Бугра, осведомленный о надвигавшейся с севера угрозе, в особенности о приготовлениях крупных военных сил Шэн Шицая к наступлению на юг, на Алтышар, считал преступным отсиживаться в тихом Хотане. Он беспокоился, что в нынешней напряженной обстановке своевольный Шамансур откажется выполнять распоряжения Ходжанияза. Поэтому, оставив хотанские дела на попечение Нияза-алама, Бугра поспешил в Яркенд.

В тот же день в Яркенд прибыл и Заман. Бугра И Шамансур приняли его вместе. Бугра с большим вниманием прочитал послание Сабита и, прежде чем ответить, передал Шамансуру, Шамансур, скользнув глазами по строкам письма, посмотрел на Замана так, будто тот один был во всем виноват.

— Значит, на меня взвалили обязанность выгнать Ма Цзыхуэя, залегшего, как медведь в берлоге? — со злостью спросил Шамансур.

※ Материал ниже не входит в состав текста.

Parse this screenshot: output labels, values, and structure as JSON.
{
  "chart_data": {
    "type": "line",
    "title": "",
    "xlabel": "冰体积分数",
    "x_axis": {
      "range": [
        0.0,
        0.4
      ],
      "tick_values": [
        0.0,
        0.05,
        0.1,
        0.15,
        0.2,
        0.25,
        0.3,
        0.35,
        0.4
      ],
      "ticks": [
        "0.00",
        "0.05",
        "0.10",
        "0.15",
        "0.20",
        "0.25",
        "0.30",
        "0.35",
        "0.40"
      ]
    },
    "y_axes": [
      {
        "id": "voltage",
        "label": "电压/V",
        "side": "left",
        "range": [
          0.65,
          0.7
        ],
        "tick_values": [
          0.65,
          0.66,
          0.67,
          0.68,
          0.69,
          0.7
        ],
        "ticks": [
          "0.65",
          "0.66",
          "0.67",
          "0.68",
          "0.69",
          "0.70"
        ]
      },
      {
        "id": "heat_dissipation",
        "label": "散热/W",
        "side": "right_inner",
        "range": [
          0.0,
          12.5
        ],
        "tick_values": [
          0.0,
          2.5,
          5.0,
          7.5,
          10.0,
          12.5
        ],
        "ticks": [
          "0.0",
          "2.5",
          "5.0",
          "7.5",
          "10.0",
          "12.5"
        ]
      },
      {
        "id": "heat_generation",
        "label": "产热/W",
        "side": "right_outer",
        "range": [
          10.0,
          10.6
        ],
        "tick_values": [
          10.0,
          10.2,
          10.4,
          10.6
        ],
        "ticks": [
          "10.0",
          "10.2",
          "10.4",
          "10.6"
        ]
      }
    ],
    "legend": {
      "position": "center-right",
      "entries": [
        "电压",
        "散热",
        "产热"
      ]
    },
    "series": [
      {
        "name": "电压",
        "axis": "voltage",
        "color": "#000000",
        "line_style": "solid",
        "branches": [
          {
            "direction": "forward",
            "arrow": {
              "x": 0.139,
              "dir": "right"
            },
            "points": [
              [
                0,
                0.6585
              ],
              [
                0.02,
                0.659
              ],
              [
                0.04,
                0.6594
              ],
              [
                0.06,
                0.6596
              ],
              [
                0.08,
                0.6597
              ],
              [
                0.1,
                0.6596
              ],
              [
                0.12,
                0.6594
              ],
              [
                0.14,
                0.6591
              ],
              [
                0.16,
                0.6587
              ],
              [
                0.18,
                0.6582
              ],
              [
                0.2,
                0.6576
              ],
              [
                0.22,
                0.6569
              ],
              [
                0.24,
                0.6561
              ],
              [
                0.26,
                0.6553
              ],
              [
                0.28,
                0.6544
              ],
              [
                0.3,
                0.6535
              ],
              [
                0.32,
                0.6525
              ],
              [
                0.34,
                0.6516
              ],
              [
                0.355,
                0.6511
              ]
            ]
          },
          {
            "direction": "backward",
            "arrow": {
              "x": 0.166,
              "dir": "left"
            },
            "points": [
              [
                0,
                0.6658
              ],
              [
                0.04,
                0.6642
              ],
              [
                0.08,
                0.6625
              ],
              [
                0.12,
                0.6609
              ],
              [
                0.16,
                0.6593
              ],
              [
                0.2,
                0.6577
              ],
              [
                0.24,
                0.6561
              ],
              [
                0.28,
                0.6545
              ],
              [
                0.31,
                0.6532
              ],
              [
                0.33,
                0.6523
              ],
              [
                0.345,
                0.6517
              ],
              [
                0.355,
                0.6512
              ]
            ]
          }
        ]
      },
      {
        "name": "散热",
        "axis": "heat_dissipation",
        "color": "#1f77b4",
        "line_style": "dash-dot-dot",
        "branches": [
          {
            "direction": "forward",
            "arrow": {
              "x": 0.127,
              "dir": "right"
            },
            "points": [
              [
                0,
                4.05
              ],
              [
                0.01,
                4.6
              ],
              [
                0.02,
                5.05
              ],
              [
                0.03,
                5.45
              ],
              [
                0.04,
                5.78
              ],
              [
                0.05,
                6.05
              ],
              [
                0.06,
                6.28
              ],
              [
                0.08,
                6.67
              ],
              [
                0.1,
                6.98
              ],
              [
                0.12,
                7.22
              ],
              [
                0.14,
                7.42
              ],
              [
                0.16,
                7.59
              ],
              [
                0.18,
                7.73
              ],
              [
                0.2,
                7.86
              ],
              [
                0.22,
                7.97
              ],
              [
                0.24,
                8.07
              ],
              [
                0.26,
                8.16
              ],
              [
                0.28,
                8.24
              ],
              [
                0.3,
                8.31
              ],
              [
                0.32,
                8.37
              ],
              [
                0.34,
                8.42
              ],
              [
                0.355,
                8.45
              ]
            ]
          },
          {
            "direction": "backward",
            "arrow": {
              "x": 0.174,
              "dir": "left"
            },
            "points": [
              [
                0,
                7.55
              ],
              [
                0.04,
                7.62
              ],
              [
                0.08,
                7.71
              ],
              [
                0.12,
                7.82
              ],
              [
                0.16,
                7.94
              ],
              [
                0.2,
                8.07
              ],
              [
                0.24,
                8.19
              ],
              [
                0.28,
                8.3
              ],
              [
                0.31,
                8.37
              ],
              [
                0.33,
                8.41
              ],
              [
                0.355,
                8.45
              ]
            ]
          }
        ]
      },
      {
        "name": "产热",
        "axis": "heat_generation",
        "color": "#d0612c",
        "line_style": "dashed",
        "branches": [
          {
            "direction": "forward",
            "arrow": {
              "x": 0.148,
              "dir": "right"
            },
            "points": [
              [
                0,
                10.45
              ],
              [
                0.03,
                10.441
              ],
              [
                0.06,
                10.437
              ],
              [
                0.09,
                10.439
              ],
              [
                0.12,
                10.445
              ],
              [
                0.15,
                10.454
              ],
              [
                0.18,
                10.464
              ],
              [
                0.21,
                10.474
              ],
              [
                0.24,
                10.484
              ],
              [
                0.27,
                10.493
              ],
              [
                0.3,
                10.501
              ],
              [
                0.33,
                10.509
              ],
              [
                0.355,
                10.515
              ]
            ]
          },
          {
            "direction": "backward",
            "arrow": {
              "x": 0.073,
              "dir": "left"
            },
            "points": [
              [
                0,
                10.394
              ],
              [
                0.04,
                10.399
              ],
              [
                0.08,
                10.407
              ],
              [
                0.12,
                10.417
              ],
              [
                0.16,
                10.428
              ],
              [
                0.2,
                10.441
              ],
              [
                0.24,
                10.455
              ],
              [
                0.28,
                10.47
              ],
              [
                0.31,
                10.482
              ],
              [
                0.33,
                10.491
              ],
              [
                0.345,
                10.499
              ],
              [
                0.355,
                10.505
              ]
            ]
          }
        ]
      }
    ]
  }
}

Он готов был разорвать послание в клочки и, только побаиваясь Бугры, не сделал этого, положил письмо на край стола.

— Я намеревался поехать в Кашгар, увидеться с Сабитом-дамоллой и Ходжаниязом-хаджи, — произнес Бугра, словно не замечая настроения брата. — Прошу вас, Заманджан, подробнее ознакомить нас с положением в Кашгаре.

Сказанный к месту и с присущей Бугре обходительностью слова пробудили доверие в душе Замана, и он ответил:

— По моему пониманию, положение очень тяжелое…

— Например, в каком отношении? — тут же спросил Бугра.

— Я имею в виду политико-экономическое и военно-административное положение, потому что…

— Подождите, подождите, Заманджан, — заволновался Бугра. Его хмурое лицо сморщилось еще больше. — Если я правильно понял вас, вы ожидаете, что может наступить развал?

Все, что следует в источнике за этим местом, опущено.